ROBERT E. LEE, KNIGHT OF THE SOUTH

27
Whatever the Future May Be . . .

HUMAN virtue ought to be equal to human calamity.” The words are Lee’s and they bespeak the philosophy of his lifetime. In his farewell address to his army on April 10, 1865, he said in part; “You will take with you the satisfaction that proceeds from the consciousness of duty faithfully performed; and I earnestly pray that a merciful God will extend to you his blessing and protection. With an unceasing admiration for your constancy and devotion to your country, and a grateful remembrance of your kind and generous consideration of myself, I bid you an affectionate farewell.”

Returning to Richmond, he joined his devoted family and, after four years of fighting, accustomed himself, calm as ever, to the ways of peace, saying, “I am looking for some little quiet home in the woods, where I can procure shelter and my daily bread, if permitted by the victor.”

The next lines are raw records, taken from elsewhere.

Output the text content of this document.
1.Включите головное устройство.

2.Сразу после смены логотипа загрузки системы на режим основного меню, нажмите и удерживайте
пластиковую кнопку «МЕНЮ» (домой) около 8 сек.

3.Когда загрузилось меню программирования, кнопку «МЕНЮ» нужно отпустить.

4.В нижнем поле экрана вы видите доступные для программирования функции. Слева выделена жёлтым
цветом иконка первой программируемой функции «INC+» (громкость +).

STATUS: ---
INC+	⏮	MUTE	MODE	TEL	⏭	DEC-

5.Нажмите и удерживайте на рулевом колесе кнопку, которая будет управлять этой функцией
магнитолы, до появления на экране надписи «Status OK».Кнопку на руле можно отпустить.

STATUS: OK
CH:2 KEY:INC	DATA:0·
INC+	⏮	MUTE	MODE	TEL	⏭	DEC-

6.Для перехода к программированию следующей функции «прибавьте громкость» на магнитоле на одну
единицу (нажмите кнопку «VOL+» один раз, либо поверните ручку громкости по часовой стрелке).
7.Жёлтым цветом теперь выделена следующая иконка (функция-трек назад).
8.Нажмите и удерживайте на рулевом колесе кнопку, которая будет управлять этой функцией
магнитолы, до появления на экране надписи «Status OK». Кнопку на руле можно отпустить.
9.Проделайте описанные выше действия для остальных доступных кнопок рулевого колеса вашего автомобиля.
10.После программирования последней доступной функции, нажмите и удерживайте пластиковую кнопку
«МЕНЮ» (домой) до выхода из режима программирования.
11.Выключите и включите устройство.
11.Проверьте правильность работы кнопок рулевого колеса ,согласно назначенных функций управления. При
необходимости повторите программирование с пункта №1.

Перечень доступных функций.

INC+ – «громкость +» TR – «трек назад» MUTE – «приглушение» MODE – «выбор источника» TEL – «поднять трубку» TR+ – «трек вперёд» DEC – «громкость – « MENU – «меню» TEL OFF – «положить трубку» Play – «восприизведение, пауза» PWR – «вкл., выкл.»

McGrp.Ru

The remainder of the Confederacy had, by this time, surrendered, Jefferson Davis had been confined to Fortress Monroe and Lincoln had been assassinated. Andrew Johnson was now President and he declared that although the rank and file of the late Confederate Army might, upon taking the oath of allegiance, be pardoned, the high-ranking officers and those who had left the service of the United States Army to join the Rebels could not receive their pardons, unless special applications were made by them.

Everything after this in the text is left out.